Perotti also says that, this year, it’s nice to shift the focus from NYE being a “romantic” or hookup-seeking kind of night, since that can make those without significant others feel left out in a year when it’s already been tough to be single (and also, making out with random strangers isn’t really a thing right now). “I’m working on [planning an event] right now where it’s a girls party and it’s a celebration of their friendship and how their friendship has evolved through COVID,” he says. “You can’t go out or have big parties, you can’t have that physical togetherness, which sometimes can be a little shallow, so people should be leaving this year knowing their core group a lot better because they've been forced to speak on camera, which doesn't allow the physical environment to distract.”

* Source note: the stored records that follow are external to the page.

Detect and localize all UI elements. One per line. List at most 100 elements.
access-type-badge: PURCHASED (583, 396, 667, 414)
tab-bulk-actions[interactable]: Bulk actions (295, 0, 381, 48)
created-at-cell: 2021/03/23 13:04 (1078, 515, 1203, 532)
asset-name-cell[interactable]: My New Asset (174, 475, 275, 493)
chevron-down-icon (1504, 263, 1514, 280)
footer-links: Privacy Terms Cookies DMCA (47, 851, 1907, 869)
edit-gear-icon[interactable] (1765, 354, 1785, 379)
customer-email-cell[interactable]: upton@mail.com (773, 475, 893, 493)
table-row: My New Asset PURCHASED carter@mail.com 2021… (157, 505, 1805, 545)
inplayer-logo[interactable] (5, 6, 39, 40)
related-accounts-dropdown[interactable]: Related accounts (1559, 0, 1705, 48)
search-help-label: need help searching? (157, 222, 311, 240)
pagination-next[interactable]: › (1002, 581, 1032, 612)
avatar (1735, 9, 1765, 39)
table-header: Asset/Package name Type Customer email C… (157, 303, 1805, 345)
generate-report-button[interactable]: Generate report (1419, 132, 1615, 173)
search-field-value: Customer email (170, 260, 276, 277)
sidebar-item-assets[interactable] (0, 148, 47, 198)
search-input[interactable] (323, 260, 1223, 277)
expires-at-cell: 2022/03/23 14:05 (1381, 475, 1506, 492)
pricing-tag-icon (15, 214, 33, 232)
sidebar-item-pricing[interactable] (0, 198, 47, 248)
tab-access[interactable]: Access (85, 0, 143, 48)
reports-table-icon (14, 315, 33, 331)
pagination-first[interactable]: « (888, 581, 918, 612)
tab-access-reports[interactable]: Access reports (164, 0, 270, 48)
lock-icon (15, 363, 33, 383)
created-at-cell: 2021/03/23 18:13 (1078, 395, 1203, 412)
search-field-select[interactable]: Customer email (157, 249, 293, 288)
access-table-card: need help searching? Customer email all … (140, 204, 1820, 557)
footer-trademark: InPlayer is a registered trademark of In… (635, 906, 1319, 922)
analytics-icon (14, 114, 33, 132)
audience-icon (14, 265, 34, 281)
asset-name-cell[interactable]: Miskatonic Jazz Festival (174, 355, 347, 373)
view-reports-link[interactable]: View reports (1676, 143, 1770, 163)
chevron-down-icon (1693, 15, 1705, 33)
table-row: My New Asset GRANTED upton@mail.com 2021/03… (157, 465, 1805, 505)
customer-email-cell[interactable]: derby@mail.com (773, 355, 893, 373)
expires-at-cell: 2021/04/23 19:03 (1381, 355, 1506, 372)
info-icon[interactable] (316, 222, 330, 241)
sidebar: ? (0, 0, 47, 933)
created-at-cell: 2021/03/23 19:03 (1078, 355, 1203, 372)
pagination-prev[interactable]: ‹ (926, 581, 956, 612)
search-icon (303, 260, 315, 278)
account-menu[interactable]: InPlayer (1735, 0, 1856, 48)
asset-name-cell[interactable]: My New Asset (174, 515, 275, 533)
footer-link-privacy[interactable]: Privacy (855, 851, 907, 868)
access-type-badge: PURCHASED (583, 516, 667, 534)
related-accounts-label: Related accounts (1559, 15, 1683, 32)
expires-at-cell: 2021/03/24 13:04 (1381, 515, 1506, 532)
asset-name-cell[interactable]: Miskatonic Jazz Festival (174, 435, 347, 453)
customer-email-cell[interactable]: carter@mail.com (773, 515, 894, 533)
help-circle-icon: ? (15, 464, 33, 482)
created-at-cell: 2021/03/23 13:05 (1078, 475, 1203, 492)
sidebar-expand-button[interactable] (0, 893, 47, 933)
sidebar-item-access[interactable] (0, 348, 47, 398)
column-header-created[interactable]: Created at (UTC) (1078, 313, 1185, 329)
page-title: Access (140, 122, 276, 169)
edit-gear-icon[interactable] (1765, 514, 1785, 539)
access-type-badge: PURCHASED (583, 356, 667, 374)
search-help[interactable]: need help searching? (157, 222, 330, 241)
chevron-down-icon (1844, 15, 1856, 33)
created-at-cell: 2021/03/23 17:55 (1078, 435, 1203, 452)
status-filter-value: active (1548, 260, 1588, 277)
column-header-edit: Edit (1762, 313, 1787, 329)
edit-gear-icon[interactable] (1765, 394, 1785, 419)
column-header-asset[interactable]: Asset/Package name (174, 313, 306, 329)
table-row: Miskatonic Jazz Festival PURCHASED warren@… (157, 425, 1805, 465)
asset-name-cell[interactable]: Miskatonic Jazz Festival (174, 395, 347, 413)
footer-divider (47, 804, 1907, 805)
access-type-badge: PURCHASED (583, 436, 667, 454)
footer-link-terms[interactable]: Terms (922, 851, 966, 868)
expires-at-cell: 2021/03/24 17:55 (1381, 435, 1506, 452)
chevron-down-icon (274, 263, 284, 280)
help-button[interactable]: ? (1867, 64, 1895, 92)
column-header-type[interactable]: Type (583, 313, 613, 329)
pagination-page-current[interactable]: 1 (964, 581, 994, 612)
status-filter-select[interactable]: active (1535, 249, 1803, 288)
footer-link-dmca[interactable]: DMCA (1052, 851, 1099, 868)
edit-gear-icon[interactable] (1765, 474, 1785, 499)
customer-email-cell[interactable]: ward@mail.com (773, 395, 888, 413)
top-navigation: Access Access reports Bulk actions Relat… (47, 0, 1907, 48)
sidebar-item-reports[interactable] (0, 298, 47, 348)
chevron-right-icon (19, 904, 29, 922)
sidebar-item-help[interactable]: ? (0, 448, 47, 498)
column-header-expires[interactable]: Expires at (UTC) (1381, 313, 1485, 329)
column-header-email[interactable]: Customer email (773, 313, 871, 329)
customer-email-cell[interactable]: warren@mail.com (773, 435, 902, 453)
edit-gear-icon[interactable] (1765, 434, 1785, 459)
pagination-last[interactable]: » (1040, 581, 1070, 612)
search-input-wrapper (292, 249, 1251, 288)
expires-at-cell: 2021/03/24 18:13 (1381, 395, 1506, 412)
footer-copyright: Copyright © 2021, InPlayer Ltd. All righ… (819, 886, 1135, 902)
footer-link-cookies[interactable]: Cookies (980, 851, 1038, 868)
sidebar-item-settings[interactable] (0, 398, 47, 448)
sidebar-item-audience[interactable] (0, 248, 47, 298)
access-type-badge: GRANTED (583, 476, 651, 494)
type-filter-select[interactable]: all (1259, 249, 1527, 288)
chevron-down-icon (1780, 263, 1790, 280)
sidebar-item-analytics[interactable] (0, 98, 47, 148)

For those who have historically felt alienated by the cultural emphasis on romance and partying on NYE, these more chilled-out, home-centric celebrations may be a welcome reprieve — not to mention a potential template for future years. “When I was younger and lived in New York City, I sometimes went out and ended up ringing in the new year feeling cold, drunk, lonely, and/or poor,” recalls Christine. “So I tend to be smug about how great of a time I have at home without having to opt in to the nonsense. This year, I will probably feel less smug than usual about staying in, since it’s actually what we’re supposed to be doing.”
As for us NYE traditionalists, maybe just as we’ve discovered new interests, hidden strengths, and a level of tech savviness we never knew we possessed this year, we may also find that a New Years Eve spent with a small group honoring these changes can be just as — if not more — fun than hitting a crowded club or sold-out concert. And if not, well, there’s always next year to go extra hard.